5 Discussion and conclusion
In this paper we have developed a methodology to handle the semi-urgent patient flow at a surgical department. On a strategic level, we have determined the OR capacity needed to accommodate all semi-urgent patients on the long run, and we have described a queuing model that allows for a trade-off between the number of elective patients canceled and the amount of unused OR time. Given the amount of slots dedicated to semi-urgent patients, the distribution of the number of elective slots canceled, and the distribution of the number of unused semi-urgent slots can be derived with the queuing model, as is shown in Section 4. An insight that follows from these results is that focusing on only the average behavior of a system can result in undesired system outcomes, in this case the cancellation of many elective patients. Since semi-urgent patient arrivals and elective cancellations are dependent, even over consecutive periods, a natural modeling approach lies in the area of queuing theory.
On a tactical level, we have outlined a Markov decision model that supports the allocation of 1- and 2-week semi-urgent surgeries. This model provides a guideline for the weekly scheduling of semi-urgent patients. The policies obtained with the model can be transferred to a spreadsheet program and with little effort developed into a tool that is easy to use. The added value of the Markov decision model is that it simplifies the scheduling task substantially. Note that all models can be used for arbitrary parameter values.

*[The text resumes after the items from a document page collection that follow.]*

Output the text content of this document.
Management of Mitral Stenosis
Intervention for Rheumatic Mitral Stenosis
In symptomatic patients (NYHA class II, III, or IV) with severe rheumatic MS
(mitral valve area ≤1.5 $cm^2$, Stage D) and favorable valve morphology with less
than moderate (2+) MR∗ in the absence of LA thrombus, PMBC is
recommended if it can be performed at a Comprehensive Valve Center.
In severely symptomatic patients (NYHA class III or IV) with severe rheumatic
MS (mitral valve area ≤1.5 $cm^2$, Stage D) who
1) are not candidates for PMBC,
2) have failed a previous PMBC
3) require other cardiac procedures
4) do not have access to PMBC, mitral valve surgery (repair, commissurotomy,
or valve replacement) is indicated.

In the methodology presented, both models involve the planning and scheduling of individual slots. It is not taken into account that when a surgery takes more than one slot, all slots must be scheduled adjacently in the same OR on the same day. To quantify this effect, we calculated the expected number of semi-urgent slots treated for the example in the case study where s^{*} = 13. When considering all possible states, consisting of the number of one-, two- and three-slot semi-urgent surgeries waiting, this expectation equals 8.86 when taking into account the adjacency requirement (i.e. in the situation where we have four full OR days of three slots and a single slot on another OR day). Note that in these calculations we assumed that a rational planner would aim to maximize the number of semi-urgent slots treated in the available time. Given that we consider an instance of the problem where s^{*} is relatively small, so there is little freedom to fill the OR days, the deviation of 7.7% from the value of 9.60 slots (calculated with the queuing model) will be smaller in most other (larger) instances of the problem. However, the adjency requirement results in a slightly higher demand for semi-urgent slots.
A topic for further research would be to extend the presented methodology with an operational model that schedules individual surgeries. We consider the total OR time allocated to a surgical department by OR management as given. Of course, it is possible to establish the optimal amount of allocated OR time, and doing so first could result in a better performance. One of our other aims is to carry out an extensive data analysis to support an implementation of our methodology at the neurosurgery department discussed in Section 4.